§ 27-18.9-8. External appeal procedural requirements. [Effective January 1, 2018.].
(a) General requirements.
(1) In cases where the non-administrative, adverse benefit determination or the final internal level of appeal to reverse a non-administrative, adverse benefit determination is unsuccessful, the health care entity or review agent shall provide for an external appeal by an independent review organization (IRO) approved by the commissioner and ensure that the external appeal complies with all applicable laws and regulations.
(2) In order to seek an external appeal, claimant must have exhausted the internal claims and appeal process unless the utilization review agent or health care entity has waived the internal appeal process by failing to comply with the internal appeal process or the claimant has applied for expedited external review at the same time as applying for expedited internal review.
(3) A claimant shall have at least four (4) months after receipt of a notice of the decision on a final internal appeal to request an external appeal by an IRO.
(4) Health care entities and review agents must use a rotational IRO registry system specified by the commissioner, and must select an IRO in the rotational manner described in the IRO registry system.
(5) A claimant requesting an external appeal may be charged no more than a twenty-five dollar ($25.00) external appeal fee by the review agent. The external appeal fee, if charged, must be refunded to the claimant if the adverse benefit determination is reversed through external review. The external appeal fee must be waived if payment of the fee would impose an undue financial hardship on the beneficiary. In addition, the annual limit on external appeal fees for any beneficiary within a single plan year (in the individual market, within a policy year) must not exceed seventy-five dollars ($75.00). Notwithstanding the aforementioned, this subsection shall not apply to excepted benefits as defined in 42 U.S.C. § 300gg-91(c).
(6) IRO and/or the review agent and/or the health care entity may not impose a minimum dollar amount of a claim for a claim to be eligible for external review by an IRO.
(7) The decision of the external appeal by the IRO shall be binding on the health care entity and/or review agent; however, any person who is aggrieved by a final decision of the external appeal agency is entitled to judicial review in a court of competent jurisdiction.
(8) The health care entity must provide benefits (including making payment on the claim) pursuant to an external review decision without delay regardless whether the health care entity or review agent intends to seek judicial review of the IRO decision.

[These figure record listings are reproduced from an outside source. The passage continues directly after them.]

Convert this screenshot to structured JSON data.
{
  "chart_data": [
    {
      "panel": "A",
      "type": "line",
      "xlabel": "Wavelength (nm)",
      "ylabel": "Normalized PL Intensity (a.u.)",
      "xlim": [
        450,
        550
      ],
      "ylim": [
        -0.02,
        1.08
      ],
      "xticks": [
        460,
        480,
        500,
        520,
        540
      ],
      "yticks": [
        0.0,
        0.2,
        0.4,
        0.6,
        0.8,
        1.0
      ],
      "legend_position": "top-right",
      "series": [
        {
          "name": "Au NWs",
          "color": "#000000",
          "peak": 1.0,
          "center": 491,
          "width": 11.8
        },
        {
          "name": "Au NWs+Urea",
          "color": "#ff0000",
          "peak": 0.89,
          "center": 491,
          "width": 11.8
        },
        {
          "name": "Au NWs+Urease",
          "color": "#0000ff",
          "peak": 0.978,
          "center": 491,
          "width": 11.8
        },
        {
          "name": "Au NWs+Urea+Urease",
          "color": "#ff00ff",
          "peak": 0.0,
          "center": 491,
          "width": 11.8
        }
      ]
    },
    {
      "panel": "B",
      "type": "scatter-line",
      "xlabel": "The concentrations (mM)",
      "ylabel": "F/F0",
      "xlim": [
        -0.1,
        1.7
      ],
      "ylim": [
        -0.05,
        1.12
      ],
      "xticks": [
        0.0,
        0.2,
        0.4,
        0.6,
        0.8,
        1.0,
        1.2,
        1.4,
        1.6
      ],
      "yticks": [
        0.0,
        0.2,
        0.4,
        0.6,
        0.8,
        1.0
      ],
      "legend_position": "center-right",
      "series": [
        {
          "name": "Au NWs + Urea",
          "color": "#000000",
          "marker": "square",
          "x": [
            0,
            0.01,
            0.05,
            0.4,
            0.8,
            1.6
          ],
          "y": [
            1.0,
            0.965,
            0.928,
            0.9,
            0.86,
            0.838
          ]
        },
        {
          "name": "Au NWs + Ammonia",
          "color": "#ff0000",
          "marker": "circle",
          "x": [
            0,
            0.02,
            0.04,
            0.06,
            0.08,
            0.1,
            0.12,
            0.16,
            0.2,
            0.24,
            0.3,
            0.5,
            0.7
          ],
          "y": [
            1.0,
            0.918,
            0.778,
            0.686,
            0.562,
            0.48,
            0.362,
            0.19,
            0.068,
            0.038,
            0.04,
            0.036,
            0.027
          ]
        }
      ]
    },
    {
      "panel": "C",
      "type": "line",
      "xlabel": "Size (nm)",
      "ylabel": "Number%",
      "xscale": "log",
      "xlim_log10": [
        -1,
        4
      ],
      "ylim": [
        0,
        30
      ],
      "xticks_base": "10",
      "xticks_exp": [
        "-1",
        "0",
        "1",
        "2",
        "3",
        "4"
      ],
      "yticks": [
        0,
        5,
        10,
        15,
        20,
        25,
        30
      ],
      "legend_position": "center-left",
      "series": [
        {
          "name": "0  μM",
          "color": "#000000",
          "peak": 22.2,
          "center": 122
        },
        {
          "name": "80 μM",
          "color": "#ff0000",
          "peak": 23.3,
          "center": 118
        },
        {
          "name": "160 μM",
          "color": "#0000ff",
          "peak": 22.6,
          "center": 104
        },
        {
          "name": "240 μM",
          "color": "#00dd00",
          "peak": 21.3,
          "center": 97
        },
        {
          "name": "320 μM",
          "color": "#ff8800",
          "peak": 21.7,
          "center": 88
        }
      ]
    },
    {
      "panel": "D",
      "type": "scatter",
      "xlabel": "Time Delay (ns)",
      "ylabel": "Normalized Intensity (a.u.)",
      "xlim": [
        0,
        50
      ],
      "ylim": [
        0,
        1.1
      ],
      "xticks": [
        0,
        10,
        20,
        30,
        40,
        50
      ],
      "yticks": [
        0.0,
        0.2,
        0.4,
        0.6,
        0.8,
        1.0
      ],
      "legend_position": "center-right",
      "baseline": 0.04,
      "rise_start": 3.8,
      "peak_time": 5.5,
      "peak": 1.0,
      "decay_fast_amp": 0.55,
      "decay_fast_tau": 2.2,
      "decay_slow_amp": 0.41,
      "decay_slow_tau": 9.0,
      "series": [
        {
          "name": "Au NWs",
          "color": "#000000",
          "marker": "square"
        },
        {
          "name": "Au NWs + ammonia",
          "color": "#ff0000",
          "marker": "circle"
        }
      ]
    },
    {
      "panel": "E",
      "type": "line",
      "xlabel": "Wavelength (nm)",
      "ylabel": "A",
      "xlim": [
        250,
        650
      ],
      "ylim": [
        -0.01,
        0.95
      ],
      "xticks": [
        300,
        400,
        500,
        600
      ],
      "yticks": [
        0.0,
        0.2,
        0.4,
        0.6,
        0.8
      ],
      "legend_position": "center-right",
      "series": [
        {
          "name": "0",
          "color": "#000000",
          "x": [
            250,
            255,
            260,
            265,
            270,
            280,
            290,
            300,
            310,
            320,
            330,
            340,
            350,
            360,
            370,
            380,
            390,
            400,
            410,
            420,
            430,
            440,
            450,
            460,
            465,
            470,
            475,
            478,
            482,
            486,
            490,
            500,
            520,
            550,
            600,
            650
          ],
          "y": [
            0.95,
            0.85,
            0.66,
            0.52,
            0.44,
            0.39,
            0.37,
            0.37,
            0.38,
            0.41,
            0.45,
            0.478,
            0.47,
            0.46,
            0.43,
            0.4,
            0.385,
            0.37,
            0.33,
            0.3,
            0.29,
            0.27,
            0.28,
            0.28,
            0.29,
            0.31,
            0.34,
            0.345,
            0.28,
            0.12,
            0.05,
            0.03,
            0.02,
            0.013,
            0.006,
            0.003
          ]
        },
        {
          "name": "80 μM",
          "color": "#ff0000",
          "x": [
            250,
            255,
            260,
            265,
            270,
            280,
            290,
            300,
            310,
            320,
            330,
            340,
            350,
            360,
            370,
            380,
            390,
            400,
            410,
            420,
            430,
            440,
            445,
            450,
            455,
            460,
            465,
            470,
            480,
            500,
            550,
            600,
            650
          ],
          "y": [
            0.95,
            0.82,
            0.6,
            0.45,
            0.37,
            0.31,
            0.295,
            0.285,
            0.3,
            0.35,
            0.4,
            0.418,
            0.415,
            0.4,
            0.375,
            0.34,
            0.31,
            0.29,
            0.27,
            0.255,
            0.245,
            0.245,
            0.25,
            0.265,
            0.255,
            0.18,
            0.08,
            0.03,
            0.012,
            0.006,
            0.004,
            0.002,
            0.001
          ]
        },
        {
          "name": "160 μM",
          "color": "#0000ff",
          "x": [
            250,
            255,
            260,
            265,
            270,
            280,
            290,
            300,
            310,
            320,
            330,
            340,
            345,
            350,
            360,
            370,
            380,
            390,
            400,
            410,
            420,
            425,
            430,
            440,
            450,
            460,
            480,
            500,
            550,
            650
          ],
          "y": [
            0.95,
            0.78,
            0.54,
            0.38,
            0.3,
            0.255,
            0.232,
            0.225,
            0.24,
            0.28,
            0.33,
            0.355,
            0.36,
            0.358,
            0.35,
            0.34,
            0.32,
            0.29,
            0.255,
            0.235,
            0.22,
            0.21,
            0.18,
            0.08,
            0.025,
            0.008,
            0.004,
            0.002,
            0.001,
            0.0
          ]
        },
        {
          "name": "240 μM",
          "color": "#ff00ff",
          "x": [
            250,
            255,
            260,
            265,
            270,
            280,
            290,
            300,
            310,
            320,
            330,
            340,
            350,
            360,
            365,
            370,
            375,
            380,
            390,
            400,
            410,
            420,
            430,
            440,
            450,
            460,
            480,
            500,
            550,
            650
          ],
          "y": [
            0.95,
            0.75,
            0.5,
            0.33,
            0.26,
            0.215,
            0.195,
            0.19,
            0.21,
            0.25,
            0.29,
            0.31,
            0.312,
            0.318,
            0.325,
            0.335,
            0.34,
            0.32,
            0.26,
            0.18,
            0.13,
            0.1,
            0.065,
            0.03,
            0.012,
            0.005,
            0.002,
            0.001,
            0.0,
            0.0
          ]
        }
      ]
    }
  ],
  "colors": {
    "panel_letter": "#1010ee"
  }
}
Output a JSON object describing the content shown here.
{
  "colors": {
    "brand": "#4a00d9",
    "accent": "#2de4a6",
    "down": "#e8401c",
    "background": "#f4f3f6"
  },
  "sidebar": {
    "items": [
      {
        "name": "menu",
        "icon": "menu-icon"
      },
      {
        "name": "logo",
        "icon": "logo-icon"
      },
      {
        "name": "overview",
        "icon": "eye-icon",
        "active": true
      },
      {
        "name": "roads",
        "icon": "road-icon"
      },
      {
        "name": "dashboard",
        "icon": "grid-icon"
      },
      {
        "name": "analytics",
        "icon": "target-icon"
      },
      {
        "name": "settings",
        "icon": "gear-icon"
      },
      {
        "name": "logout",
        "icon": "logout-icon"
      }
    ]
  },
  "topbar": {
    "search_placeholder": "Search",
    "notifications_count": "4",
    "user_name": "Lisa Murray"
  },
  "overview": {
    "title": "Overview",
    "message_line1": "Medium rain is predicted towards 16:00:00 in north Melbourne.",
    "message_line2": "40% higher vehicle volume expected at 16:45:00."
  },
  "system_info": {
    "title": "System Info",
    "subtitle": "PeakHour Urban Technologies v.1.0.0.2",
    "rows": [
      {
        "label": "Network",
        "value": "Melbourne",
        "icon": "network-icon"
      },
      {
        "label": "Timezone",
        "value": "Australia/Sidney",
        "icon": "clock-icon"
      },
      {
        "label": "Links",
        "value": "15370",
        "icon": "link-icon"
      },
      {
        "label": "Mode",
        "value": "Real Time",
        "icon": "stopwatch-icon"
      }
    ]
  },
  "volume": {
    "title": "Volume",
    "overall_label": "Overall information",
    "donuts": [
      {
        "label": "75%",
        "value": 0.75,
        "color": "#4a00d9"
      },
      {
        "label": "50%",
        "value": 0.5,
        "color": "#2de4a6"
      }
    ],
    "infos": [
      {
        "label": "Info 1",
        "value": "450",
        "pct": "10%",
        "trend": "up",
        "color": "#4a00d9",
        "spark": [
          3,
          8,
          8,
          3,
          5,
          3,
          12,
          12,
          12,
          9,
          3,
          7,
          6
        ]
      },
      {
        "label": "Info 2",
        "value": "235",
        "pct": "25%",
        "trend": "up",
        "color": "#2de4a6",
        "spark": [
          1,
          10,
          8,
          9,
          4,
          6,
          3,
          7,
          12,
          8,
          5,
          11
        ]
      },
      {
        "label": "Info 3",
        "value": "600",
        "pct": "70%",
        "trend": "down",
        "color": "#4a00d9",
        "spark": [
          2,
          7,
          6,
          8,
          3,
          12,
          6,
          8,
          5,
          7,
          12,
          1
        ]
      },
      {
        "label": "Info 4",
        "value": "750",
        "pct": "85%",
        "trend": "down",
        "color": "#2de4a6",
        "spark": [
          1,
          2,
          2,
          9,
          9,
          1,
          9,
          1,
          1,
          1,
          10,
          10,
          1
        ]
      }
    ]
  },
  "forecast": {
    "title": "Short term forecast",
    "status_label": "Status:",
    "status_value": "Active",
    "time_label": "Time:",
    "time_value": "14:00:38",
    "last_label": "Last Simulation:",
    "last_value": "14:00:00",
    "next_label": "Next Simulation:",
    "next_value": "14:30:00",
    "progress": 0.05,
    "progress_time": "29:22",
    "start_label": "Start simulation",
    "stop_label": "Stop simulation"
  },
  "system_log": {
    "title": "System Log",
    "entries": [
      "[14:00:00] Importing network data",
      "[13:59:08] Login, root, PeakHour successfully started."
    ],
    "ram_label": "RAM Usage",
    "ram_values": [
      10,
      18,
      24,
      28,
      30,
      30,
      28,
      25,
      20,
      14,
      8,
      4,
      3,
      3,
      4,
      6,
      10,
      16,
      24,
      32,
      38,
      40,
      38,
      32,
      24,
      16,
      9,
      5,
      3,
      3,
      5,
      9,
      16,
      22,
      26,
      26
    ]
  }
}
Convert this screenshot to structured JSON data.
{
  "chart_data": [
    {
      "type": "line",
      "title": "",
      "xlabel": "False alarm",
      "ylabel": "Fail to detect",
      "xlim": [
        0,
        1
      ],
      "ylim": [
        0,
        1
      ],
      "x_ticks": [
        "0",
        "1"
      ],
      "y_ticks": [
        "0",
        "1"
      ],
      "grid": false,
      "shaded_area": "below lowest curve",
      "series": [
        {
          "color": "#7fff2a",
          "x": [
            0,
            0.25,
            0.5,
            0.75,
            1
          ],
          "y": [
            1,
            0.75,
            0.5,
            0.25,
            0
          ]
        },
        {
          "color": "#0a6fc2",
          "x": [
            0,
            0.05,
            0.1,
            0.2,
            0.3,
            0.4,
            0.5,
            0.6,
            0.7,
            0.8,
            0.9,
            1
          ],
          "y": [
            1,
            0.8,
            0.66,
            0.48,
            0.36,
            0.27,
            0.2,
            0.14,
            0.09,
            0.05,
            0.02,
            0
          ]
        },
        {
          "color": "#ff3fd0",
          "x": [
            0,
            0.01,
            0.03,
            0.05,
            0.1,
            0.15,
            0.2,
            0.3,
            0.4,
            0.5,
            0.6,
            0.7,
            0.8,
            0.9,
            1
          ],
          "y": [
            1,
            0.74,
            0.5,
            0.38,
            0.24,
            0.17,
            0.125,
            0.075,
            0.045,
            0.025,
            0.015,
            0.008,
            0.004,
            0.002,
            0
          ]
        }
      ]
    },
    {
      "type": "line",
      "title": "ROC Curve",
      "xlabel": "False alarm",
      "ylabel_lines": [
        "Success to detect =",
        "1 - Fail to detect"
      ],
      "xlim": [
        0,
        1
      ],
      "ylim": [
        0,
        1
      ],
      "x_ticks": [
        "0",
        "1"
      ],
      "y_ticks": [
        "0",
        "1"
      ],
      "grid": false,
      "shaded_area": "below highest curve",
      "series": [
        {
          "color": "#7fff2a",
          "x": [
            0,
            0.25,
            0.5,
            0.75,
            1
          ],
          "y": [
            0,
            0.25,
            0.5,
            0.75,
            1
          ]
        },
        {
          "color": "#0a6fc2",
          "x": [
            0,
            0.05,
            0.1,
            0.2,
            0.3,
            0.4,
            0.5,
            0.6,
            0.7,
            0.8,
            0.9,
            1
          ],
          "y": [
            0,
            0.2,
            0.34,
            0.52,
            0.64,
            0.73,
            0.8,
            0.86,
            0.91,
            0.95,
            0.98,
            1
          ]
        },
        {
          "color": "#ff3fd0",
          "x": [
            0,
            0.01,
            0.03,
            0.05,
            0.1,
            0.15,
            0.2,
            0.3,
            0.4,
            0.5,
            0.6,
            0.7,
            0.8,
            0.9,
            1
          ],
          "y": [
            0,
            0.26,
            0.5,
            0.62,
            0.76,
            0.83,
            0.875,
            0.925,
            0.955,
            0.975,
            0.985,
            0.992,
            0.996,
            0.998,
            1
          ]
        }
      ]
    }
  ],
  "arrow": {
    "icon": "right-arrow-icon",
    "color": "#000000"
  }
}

(9) The commissioner shall promulgate rules and regulations including, but not limited to, criteria for designation, operation, policy, oversight, and termination of designation as an IRO. The IRO shall not be required to be certified under this chapter for activities conducted pursuant to its designation.
(b) The external appeal process shall include, but not be limited to, the following characteristics:
(1) The claimant must be noticed that he/she shall have at least five (5) business days from receipt of the external appeal notice to submit additional information to the IRO.
(2) The IRO must notice the claimant of its external appeal decision to uphold or overturn the review agency decision:
(i) No more than ten (10) calendar days from receipt of all the information necessary to complete the external review and not greater than forty-five (45) calendar days after the receipt of the request for external review; and
(ii) In the event of an expedited external appeal by the IRO for urgent or emergent care, as expeditiously as possible and no more than seventy-two (72) hours after the receipt of the request for the external appeal by the IRO. Notwithstanding provisions in this section to the contrary, this notice may be made orally but must be followed by a written decision within forty-eight (48) hours after oral notice is given.
(3) For an external appeal of an internal appeal decision that a drug is not covered, the IRO shall complete the external appeal determination and notify the claimant of its determination:
(i) No later than seventy-two (72) hours following receipt of the external appeal request; or
(ii) No later than twenty-four (24) hours following the receipt of the external appeal request if the original request was an expedited request; and
(iii) If approved on external appeal, coverage of the non-formulary drug must be provided for the duration of the prescription, including refills, unless expedited then for the duration of the exigencies.
(c) External appeal decision notifications. The health care entity and review agent must ensure that the IRO adheres to the following relative to decision notifications:
(1) May be written or electronic with reasonable assurance of receipt by claimant unless urgent or emergent. If urgent or emergent, oral notification is acceptable followed by written or electronic notification within three (3) calendar days;
(2) Must be culturally and linguistically appropriate;
(3) The details of claim that is being denied to include the date of service, provider name, amount of claim, diagnostic code, and treatment costs with corresponding meanings;
(4) Must include the specific reason or reasons for the external appeal decision;
(5) Must include information for claimant as to procedure to obtain copies of any and all information relevant to the external appeal which copies must be provided to the claimant free of charge; and
(6) Must not be written in a manner that could reasonably be expected to negatively impact the beneficiary.